I’m happy to announce the release of zeptodb version 1.1. This release
does not add much in the way of functionality but, instead, it pulls
in some gnulib modules to help make the
code more portable. I used some handy functions provided by the
GNU C Library that may not be present on
other systems. The gnulib modules provide the functionality for those
systems. For anyone who has GNU libc, you won’t notice any change
(aside from a slightly longer configure
script).
Head over to the zeptodb website to download it!

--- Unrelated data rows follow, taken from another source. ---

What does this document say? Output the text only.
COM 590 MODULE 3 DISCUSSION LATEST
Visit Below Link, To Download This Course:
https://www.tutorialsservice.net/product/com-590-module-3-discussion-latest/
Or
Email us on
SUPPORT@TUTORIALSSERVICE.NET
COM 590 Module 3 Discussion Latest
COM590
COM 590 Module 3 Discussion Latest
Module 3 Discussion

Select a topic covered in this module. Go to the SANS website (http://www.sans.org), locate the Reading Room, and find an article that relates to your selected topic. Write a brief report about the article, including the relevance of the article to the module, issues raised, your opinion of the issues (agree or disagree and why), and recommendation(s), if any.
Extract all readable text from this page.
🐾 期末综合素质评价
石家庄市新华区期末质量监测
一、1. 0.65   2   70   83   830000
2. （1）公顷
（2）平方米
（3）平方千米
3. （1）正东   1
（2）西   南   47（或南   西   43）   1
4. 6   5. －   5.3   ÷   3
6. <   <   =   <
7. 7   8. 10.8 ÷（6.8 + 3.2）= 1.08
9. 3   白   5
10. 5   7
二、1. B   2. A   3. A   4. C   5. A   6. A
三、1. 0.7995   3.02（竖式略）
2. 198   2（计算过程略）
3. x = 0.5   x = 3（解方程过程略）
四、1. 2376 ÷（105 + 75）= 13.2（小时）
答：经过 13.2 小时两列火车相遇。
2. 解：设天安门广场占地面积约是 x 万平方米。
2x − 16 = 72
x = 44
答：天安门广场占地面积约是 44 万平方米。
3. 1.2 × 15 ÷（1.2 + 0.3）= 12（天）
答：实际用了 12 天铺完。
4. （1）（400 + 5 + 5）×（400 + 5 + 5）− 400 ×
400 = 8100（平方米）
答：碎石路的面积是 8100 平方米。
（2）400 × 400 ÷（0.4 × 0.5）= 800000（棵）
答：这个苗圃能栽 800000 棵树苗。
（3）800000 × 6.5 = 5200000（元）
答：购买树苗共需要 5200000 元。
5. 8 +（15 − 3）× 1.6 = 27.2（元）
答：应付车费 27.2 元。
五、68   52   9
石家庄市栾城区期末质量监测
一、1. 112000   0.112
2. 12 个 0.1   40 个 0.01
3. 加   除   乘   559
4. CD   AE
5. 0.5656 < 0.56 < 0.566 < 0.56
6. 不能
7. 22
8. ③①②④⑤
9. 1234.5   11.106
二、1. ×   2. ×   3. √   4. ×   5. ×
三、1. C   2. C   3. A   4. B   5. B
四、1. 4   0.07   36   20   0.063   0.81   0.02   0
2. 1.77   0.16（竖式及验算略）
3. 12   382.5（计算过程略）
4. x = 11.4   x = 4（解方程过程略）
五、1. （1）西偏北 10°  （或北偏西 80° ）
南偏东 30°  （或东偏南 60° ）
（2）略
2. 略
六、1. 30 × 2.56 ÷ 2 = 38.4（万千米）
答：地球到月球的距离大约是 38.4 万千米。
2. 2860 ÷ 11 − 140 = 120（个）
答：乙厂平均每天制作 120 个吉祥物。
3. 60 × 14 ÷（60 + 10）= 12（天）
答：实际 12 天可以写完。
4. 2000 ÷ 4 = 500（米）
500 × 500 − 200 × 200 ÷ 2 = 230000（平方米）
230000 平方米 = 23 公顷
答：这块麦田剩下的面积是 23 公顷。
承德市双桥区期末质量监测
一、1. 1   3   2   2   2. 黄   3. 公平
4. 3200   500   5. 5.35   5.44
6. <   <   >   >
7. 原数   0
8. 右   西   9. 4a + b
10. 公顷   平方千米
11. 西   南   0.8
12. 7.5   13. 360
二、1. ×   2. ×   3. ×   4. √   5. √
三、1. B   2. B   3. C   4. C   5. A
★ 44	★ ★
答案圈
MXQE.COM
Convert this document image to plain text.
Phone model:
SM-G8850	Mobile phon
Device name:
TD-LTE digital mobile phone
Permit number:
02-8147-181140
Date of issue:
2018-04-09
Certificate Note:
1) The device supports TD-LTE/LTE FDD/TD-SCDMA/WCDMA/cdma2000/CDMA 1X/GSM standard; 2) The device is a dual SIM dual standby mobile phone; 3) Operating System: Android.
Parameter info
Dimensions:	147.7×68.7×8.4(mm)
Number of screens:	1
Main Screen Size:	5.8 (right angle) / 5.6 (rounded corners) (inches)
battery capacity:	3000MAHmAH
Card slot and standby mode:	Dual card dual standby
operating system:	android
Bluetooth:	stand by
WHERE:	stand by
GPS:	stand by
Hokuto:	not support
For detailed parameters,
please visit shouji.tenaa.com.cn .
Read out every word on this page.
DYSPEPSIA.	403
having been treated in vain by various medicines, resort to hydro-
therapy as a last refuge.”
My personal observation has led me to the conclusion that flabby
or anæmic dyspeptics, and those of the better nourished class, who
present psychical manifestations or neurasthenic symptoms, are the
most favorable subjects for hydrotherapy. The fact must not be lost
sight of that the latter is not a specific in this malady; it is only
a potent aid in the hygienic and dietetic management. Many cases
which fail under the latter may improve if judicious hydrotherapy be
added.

Also, just to demonstrate the usefulness of zeptodb, I ran a quick test demonstrating the O(1) look-up of the GDBM library on which zeptodb is based. I had two databases filled with pairs of human genes and their genetic locations. One database had 5 genes, the other had 62192 genes:
$ zdbf --all gene_locations.db | wc -l
5
$ time echo "ENSG00000141194" | zdbf gene_locations.db
17:63133549-63223821:1
real 0m0.002s
user 0m0.000s
sys 0m0.000s
$ zdbf --all all_genes.db | wc -l
62192
$ time echo "ENSG00000141194" | zdbf all_genes.db
17:56232494-56233517:1
real 0m0.002s
user 0m0.000s
sys 0m0.000s
As you can see, even with tens of thousands of records, the correct record was fetched in the same amount of time. In the middle of a pipeline that is passing around huge amounts of data, these time savings can really add up!